I am using Grafana Loki for storing logs from multiple microservices. Currently, I encounter huge amount of data logs in loki (approximately 40gb) in short period of time. I would like to know, which application stores so much data. What is the best way how to calculate amount of storage per data stream?
I am using three labels: service, stack and replica
At first, I tried to check metrics - there is no info about it. Second I tried the logcli - there is no option for this use case.
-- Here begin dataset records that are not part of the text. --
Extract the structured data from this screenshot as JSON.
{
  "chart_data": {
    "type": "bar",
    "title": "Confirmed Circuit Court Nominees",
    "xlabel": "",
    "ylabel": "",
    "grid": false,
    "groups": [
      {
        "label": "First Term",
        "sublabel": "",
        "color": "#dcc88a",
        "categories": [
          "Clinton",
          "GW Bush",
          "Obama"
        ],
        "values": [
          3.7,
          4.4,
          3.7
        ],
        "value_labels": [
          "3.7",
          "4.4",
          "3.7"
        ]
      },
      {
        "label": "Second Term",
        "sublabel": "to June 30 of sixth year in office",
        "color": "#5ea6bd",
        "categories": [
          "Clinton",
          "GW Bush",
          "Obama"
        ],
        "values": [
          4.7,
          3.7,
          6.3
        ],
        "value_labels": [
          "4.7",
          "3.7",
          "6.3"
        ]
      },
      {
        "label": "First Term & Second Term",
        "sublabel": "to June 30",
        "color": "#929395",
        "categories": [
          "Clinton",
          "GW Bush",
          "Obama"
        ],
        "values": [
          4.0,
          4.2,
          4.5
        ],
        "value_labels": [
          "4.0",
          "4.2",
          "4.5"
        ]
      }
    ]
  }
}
I tried to analyze chunk directory, which could lead to some results.
I know, all data are stored in chunks and when I list them its just some list of base64 strings:
ZmFrZS80MThiYjBhMDIyYjc3NDNiOjE4MzU0NDg0NTMxOjE4MzU0YjY3NzEzOmM5ZWE4ODc2
ZmFrZS80MThiYjBhMDIyYjc3NDNiOjE4MzU0YjY5ZWExOjE4MzU1MjRkMzMwOmNkNWUwOTM5
ZmFrZS80MThiYjBhMDIyYjc3NDNiOjE4MzU1MjRmNGE0OjE4MzU1OTMzMWIxOjFiNTNjNmYw
ZmFrZS80MThiYjBhMDIyYjc3NDNiOjE4MzU1OTM1OTM5OjE4MzU2MDE2ZjljOmY1OGE2ZWIw
ZmFrZS80MThiYjBhMDIyYjc3NDNiOjE4MzU2MDE5NzJjOjE4MzU2NmZkMjNiOjIzZmIyMDEw
When I decode it with base64:
fake/418bb0a022b7743b:18354484531:18354b67713:c9ea8876
fake/418bb0a022b7743b:18354b69ea1:1835524d330:cd5e0939
fake/418bb0a022b7743b:1835524f4a4:183559331b1:1b53c6f0
fake/418bb0a022b7743b:18355935939:18356016f9c:f58a6eb0
fake/418bb0a022b7743b:1835601972c:183566fd23b:23fb2010
From the output I can determine only one think fake/ is default tenancy ID but do not know, what other numbers means.
I am using Promtail to harvest data from docker swarm services with docker_sd_configs.
I also thinking to use chunks-inspect but it is quiet brute force logic I would like not to try because it take huge amount of computation time and energy with increasing logs amount.
What is the best way to analyze how much data per stream is stored?